Für Harry-Potter-Kenner sei angemerkt, dass der dunkle Lord am Ende untergeht, aber nur durch solidarische Gegenwehr unter der Leitung eines unerschrockenen Kämpfers … aber wir sind nicht in einem Märchen. Klar ist aber, dass die Verführungs- und Verdummungsmethode nur dann funktioniert, wenn Menschen nicht hinterfragen und blind folgen. Beim Thema Brexit mag man Cummings noch gefolgt sein und Johnson braucht Cummings mehr denn je, weshalb er auch so vehement an ihm festhält. Aber beim Ignorieren von Fair Play, einer so ur-britischen Tugend, wie bei den letzten Eskapaden von Cummings, werden doch viele wach und fragen sich, wieso es denn zwei Arten von Gesetzen gibt.

Noch verteidigt Johnson Cummings

Johnson verteidigte bisher Cummings Handeln während der Ausgangssperre vehement und sagte, der Instinkt als Vater habe Cummings geleitet und sein Handeln sei legitim gewesen, aber Instinkt ist nicht das Gesetz.

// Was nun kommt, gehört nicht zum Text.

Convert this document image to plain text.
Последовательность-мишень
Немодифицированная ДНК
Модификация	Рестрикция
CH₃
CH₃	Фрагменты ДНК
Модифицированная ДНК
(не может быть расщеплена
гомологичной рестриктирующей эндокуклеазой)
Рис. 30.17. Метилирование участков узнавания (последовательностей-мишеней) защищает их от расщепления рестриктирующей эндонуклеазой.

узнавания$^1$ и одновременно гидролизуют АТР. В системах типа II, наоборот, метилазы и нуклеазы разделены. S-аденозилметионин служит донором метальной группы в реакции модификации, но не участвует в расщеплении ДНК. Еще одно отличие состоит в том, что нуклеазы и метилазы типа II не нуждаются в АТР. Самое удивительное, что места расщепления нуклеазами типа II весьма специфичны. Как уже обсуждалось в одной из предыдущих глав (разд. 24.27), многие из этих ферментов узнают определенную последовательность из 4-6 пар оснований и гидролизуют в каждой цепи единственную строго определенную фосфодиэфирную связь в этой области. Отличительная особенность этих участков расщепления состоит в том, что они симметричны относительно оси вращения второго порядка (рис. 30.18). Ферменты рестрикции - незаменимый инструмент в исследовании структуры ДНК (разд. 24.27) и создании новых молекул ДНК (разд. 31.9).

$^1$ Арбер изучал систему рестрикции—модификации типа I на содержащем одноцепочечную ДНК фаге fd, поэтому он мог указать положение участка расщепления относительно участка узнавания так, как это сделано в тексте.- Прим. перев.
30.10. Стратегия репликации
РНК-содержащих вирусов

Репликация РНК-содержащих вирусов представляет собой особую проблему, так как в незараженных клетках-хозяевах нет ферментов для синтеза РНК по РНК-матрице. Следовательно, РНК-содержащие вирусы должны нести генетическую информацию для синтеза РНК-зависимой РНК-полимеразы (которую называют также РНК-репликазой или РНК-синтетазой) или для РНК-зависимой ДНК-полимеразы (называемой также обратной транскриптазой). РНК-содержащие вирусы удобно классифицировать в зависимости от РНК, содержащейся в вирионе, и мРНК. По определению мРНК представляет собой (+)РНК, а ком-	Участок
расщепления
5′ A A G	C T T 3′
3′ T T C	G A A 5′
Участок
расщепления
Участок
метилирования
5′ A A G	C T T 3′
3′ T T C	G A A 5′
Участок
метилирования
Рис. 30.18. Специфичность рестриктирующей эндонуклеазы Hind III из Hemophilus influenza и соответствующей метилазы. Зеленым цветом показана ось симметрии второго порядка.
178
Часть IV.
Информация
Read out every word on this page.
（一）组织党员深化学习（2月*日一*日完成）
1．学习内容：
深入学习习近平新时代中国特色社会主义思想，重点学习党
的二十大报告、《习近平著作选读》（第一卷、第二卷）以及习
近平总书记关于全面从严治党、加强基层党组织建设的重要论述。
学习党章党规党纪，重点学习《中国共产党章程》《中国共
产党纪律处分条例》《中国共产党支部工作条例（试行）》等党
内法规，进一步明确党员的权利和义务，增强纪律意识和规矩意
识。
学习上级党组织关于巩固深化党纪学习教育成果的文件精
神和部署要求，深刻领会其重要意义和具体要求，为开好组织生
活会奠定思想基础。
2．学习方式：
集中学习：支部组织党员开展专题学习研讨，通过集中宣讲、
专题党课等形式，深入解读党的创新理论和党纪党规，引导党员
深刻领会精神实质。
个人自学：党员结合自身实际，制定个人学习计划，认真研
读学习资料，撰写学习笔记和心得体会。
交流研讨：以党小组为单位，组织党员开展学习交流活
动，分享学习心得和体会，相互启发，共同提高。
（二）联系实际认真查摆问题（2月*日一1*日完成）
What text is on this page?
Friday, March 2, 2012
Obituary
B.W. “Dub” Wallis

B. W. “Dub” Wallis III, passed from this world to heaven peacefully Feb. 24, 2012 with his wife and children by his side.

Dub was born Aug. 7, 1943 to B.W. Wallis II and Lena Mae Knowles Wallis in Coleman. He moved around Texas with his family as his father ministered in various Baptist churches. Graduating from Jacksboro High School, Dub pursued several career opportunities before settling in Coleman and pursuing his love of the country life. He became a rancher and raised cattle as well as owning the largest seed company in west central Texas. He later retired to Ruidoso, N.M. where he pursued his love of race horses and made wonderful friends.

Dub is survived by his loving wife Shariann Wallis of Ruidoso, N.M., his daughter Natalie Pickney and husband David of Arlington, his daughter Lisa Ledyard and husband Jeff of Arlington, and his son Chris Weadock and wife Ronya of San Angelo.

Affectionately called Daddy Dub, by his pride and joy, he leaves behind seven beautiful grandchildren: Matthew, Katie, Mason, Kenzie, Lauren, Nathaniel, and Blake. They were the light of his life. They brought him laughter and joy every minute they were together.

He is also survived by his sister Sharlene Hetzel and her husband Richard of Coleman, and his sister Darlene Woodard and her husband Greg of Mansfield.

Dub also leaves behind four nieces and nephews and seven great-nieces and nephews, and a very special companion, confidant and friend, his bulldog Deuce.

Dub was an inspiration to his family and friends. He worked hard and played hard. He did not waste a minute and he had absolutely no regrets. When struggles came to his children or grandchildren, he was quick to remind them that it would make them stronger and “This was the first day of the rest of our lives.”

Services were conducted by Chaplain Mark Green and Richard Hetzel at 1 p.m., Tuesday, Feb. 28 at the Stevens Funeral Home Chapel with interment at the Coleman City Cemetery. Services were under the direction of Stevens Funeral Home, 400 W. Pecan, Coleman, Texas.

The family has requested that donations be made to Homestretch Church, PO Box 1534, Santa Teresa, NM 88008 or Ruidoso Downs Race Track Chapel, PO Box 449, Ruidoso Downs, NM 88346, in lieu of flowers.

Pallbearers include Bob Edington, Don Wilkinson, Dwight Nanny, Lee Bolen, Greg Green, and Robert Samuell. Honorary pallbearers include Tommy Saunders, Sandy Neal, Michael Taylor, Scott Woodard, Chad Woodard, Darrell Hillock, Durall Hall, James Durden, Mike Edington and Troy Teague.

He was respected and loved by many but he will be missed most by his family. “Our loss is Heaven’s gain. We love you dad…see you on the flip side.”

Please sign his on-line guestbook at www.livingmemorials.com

Cummings ist zu clever, um nicht alle möglichen Schlupflöcher durchdacht zu haben, sehr wahrscheinlicher war wohl, vor allem bei seinem Testausflug aufs Land, um seine Sehkraft auszuprobieren, dass er sich einfach über das Gesetz stellte. Auch wenn manche regierungstreuen Zeitungen behaupten, für Leute wie Cummings müsse es Sonderrechte geben, weil sie so einen anspruchsvollen Job hätten, und er sei nur Blitzableiter einiger für seine Rolle beim Brexit, sein Alleingang hat viele sehr verärgert und verletzte ihren Gerechtigkeitssinn.

Ohne Cummings wäre allerdings Johnson auch ohne seinen Chefstrategen und die dunkle Macht im Hintergrund, die ihm Siege beschert hat. Es wäre ein harter Schlag für Johnson, ihn zu verlieren. Viele hoffen darauf.